A very recent example of this exact issue is highlighted in the controversy surrounding Australian singer Sia’s new movie, Music, which focuses on a nonverbal autistic girl named Music. Sia is both not autistic and evidently unwilling to listen to actually autistic people who have told her that casting a neurotypical woman in a film expressly written as a “love letter to caregivers and the autism community” completely defeats the supposed point of the film. In an article by Teen Vogue, Charlotte Gush says that “to ventriloquize a nonverbal autistic girl, one of the more marginalized and misunderstood identities even within disability discourse, is misguided to the point of misanthropy.” 

That specific criticism leads me to the other main point of this article: the extremely limited representation of autism in entertainment tends to showcase a particular part of the autism spectrum. Almost all characters with autism are white, fully verbal, distinctly independent men who (more often than not) are ridiculously intelligent. Usually, a character’s autism is used as a plot device instead of an intrinsic aspect of one’s existence. Most characters that display autistic traits are given characteristics of ASD but no stated diagnosis so that their “quirky” personalities can be used to further a plot device and maintain viewer engagement. And in the rare instances where they are given a diagnosis, autism becomes the only aspect of their personality. The reality is that autistic people are people and while autism most certainly informs one’s experience of the world, it does not define their personality or existence as human beings. 
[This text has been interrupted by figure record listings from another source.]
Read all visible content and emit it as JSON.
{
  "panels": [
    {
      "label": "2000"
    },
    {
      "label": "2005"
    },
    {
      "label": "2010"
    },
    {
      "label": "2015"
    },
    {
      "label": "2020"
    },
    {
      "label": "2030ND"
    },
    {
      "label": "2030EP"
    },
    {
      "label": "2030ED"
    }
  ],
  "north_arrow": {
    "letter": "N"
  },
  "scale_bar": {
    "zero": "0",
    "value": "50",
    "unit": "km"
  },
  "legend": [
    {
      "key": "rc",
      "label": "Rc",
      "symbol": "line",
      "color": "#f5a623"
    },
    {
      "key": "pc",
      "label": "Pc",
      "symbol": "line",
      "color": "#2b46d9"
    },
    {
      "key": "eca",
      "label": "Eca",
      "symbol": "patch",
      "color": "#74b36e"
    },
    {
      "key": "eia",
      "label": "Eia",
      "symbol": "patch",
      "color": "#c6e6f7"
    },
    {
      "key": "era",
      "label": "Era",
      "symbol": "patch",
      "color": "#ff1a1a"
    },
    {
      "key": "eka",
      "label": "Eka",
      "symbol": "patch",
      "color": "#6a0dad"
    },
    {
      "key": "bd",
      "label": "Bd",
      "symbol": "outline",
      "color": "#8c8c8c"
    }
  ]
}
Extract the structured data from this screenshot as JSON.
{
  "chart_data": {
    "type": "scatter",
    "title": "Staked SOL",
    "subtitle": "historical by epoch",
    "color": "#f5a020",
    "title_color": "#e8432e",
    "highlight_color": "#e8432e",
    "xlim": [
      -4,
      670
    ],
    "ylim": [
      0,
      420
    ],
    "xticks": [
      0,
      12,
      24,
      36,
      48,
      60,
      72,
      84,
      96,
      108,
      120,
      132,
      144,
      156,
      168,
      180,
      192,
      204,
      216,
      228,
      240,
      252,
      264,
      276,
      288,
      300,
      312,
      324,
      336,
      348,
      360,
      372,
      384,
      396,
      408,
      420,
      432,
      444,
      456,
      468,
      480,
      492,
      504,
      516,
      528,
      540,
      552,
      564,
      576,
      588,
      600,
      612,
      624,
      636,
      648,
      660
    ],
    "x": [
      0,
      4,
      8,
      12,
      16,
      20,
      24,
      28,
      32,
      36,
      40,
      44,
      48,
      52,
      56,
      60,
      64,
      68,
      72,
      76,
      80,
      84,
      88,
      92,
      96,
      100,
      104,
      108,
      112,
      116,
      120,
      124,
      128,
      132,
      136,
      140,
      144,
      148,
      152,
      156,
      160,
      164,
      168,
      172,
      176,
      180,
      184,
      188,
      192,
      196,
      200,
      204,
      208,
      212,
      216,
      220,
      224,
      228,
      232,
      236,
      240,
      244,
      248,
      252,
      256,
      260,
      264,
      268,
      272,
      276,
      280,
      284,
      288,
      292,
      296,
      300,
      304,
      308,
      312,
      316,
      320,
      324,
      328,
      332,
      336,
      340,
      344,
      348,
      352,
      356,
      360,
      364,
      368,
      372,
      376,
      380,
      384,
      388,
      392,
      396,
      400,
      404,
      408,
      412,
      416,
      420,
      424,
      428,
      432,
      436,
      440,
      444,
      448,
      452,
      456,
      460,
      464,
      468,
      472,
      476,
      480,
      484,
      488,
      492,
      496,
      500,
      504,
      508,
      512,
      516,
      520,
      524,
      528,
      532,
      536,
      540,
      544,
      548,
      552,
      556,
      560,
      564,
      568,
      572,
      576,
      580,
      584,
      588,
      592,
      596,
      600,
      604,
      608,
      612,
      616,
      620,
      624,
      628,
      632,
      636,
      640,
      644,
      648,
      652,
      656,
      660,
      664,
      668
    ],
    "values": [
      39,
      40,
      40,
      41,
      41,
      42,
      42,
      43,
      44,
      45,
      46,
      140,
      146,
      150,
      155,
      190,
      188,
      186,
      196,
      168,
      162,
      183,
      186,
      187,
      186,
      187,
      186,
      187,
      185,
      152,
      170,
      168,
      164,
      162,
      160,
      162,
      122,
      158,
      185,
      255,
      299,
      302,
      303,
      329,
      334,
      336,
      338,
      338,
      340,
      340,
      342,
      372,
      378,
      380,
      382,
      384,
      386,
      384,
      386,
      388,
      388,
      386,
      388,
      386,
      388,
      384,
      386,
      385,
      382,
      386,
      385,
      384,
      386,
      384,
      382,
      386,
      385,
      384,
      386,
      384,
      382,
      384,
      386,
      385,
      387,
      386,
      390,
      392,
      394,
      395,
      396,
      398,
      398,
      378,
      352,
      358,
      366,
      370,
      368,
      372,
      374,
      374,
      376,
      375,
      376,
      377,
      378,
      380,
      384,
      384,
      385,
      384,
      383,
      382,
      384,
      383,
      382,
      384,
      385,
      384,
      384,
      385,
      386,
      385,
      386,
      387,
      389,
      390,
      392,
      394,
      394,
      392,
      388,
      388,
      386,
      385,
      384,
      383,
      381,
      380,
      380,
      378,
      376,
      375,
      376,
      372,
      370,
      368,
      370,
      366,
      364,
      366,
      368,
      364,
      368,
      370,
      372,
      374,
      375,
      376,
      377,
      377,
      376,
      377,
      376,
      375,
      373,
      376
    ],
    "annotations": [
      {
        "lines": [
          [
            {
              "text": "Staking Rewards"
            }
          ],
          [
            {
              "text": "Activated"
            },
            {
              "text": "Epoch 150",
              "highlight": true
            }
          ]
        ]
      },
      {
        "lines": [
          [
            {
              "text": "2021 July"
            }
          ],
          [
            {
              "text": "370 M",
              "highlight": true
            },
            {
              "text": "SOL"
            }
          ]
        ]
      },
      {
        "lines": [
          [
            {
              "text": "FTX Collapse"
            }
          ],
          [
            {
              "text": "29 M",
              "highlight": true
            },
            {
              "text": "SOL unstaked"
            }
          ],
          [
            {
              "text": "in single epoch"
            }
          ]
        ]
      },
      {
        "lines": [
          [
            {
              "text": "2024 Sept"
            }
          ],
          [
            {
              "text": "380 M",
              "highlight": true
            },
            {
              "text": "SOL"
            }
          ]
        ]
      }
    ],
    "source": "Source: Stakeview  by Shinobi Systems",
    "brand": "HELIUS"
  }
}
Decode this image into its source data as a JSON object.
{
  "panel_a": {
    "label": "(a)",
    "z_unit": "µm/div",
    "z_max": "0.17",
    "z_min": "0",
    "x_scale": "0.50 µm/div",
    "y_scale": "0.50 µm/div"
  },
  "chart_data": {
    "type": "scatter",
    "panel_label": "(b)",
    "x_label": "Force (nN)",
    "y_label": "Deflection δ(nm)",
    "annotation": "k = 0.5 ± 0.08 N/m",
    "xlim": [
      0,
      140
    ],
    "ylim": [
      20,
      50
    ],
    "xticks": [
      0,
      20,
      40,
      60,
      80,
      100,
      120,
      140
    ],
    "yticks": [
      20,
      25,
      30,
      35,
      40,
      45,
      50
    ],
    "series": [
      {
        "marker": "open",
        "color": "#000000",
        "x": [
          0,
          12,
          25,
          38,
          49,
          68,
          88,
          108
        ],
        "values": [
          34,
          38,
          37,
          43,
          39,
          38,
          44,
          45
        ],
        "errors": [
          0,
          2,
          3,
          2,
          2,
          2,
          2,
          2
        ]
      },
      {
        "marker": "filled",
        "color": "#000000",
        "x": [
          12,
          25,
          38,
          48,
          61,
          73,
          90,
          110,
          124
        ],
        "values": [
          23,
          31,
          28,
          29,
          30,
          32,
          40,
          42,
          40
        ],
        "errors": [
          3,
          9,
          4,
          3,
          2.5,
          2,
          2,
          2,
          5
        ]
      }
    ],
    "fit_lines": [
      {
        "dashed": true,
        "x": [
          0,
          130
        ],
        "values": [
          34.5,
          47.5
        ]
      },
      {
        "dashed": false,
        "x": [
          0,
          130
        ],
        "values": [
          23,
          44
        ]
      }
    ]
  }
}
In The Queen’s Gambit, Beth Harmon falls almost directly into the formerly stated character archetype. She’s white, verbal, independent and exceedingly intelligent. The only noticeable difference between her and characters like Dr. Reid is that she is not a man. It should be noted that her character is a well-developed, easily admirable and good representation of a young autistic woman –especially in the way her interpersonal relationships are shown. But even then, she still falls into the Hollywood stereotype. 

All of this is to say that representation of autism needs to go beyond the “white genius-boy whose lack of emotional intelligence is the only real barrier in his life.” There is no singular representation of autism and individuals’ on the spectrum experience wildly different and infinitely varied symptoms, all of which can and should be showcased. By autistic actors, of course.